Using this approach, our main finding was the novel discovery of a significant interrelationship between the co-expression signature E1 and co-methylation signature M4, which indicates an epigenetic relationship. On the one hand, the signature E1 is enriched for interneuron markers and we provided evidence that the derivation of the signature is due to a variation of the expression levels of such interneurons, rather than a varying abundance of their subpopulation. On the other hand, E1 is found strongly down regulated in multiple types of neuropsychiatric diseases (Table 3). The disease association becomes further strengthened when we consider the shared genes between E1 and M4 (Table 4), suggesting that this sharper disease-associated signature is related to an epigenetic mechanism involving the E1–M4 genes (Table 5). The overrepresentation of promoter-associated regions and CpG islands in the corresponding genes of M4 also complements its role of epigenetic regulation. Future experimental research on those genes has the potential of uncovering the details of the biological mechanism underlying the epigenetic signature and leading to therapeutic applications.

We did not, however, observe a significant disease association of the signature in major depressive disorder and in alcohol use disorder, suggesting that their diagnosis is often independent of the underlying biological mechanism. This is consistent with the fact that there is comorbidity between depression and alcohol use disorder51. Such differences reflect the heterogeneity of neuropsychiatric disorders. For example, major depressive disorder is known to have small heritability compared with other disorders52.

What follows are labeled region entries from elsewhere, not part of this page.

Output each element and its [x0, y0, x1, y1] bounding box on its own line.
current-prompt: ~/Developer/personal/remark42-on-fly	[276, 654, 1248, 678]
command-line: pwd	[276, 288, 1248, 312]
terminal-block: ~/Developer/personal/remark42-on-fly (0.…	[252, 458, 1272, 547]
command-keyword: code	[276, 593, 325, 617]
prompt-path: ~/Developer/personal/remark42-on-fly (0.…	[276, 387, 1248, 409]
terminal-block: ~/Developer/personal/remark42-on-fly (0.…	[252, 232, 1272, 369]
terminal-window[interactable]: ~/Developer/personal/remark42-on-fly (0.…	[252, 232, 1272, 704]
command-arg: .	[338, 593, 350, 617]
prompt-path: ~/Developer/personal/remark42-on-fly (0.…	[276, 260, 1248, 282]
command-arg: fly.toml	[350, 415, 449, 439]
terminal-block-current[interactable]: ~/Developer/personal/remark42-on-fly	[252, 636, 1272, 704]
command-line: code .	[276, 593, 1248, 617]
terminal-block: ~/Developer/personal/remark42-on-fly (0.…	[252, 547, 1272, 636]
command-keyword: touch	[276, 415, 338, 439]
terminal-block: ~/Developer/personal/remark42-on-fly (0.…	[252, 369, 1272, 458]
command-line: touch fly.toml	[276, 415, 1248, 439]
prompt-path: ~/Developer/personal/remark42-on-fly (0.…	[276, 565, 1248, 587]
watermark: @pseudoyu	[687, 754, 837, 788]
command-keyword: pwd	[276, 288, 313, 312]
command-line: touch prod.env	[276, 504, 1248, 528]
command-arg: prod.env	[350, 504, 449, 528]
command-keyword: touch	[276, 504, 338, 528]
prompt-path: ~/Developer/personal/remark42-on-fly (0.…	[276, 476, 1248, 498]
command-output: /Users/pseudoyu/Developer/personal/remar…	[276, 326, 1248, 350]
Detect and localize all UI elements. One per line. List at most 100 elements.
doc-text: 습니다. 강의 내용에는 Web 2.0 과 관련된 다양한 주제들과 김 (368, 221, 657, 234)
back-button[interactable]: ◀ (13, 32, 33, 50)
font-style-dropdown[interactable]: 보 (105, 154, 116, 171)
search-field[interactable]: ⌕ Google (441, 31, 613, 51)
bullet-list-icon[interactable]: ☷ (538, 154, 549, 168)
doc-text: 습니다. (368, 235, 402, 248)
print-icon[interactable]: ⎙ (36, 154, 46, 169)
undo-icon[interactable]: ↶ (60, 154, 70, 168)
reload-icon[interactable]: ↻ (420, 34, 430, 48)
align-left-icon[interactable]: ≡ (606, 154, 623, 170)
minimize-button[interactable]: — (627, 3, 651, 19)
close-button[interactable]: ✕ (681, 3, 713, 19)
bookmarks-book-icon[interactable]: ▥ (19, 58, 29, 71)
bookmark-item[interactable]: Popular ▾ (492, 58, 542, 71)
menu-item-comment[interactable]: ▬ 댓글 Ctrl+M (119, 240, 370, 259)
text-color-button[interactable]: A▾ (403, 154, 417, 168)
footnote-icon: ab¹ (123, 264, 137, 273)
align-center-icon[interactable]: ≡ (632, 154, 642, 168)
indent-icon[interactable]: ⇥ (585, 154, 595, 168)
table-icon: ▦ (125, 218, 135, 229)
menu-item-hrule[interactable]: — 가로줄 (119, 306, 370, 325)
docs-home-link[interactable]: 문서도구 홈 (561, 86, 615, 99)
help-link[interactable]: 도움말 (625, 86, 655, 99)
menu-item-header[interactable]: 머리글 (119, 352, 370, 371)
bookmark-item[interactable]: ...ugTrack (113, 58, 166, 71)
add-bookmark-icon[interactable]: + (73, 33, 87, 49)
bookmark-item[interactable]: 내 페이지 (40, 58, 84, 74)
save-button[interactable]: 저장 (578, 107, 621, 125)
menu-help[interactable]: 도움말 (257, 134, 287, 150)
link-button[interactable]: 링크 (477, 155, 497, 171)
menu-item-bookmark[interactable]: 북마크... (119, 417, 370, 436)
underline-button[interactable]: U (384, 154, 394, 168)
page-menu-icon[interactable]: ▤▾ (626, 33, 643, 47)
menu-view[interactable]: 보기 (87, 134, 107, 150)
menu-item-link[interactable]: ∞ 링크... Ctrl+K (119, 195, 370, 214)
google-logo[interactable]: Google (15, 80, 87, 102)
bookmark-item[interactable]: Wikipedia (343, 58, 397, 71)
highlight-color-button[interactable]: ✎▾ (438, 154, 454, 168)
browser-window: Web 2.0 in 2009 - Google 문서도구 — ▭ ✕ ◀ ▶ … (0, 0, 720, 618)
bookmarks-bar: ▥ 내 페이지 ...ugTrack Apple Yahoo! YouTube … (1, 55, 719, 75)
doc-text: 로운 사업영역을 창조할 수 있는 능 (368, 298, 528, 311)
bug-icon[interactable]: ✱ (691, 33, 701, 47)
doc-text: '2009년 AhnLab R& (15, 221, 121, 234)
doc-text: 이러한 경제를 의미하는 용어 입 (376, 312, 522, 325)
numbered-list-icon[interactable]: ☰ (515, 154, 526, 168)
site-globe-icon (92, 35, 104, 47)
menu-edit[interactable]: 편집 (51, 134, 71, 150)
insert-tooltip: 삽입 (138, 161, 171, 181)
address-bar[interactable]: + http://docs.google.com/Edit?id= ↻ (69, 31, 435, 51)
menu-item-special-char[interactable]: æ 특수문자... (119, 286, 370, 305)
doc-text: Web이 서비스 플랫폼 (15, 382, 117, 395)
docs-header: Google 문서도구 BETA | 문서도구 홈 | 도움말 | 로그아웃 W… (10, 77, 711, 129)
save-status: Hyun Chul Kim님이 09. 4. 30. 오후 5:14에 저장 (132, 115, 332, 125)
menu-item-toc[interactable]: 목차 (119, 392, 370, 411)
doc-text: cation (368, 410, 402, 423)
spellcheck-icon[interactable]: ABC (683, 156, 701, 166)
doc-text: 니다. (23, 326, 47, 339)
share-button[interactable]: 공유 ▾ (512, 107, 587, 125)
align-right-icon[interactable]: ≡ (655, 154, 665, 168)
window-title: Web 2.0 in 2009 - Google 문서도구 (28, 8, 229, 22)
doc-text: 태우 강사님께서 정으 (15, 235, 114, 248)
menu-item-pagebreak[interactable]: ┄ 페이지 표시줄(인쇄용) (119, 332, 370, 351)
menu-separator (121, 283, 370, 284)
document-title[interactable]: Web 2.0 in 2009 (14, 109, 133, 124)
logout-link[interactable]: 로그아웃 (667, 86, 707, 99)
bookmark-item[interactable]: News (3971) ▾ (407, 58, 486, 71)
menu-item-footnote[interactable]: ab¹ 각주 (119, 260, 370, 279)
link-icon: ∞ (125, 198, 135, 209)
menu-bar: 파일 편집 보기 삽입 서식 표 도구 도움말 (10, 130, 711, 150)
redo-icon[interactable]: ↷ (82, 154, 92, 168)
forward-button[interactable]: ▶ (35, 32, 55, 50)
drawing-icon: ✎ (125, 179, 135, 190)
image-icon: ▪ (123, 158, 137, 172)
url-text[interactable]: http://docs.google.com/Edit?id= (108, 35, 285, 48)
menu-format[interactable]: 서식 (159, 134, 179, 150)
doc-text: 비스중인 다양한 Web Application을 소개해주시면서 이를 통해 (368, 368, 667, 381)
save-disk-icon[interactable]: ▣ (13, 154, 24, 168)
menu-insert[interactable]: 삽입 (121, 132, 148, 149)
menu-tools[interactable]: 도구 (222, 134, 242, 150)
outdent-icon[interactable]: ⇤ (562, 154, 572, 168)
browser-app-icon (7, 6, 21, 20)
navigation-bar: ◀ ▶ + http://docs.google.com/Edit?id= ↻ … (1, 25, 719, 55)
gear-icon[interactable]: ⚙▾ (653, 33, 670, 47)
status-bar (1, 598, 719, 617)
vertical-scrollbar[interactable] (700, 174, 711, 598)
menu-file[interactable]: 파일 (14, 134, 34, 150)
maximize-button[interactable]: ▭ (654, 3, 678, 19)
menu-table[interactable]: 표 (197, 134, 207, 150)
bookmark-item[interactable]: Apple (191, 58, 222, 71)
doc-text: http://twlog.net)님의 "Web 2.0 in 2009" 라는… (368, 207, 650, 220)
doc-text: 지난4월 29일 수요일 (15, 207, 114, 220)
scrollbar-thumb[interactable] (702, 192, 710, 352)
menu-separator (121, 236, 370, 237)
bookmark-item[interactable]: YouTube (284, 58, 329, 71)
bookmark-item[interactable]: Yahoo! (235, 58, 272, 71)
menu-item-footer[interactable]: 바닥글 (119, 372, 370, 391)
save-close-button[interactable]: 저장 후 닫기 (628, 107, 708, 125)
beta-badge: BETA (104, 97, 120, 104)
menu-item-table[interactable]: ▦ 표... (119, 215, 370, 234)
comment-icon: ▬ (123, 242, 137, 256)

In addition, functional annotation analysis of the E1–M4 genes revealed the enrichment of stress-related biological processes. While the genes highlighted under the identified GO terms may reflect internal cellular processes, most gene activities are attributed to pathways involving exogenous stressors. Notably, stress response and related epigenetic regulation mechanisms in the brain have been investigated and implicated in neuropsychiatric diseases8,9,53,54, bringing up the possibility that these effects are driven by psychiatry-relevant psychosocial stressors or other relevant biological processes and should be investigated in future studies.

Our findings should be interpreted in light of some caveats. Although we have taken care of controlling for all known confounders, unmeasured variables specific to disease states may influence the results to some degree in epigenomic and transcriptomic studies. The identified mechanisms in this study may well be causal and important underlying features to disease etiology, but there is also a chance that this is not true.

In summary, our integrative data mining and analysis of some of the identified consensus co-expression and co-methylation signatures suggest the presence of a stress-related epigenetic mechanism associated with different neuropsychiatric diseases.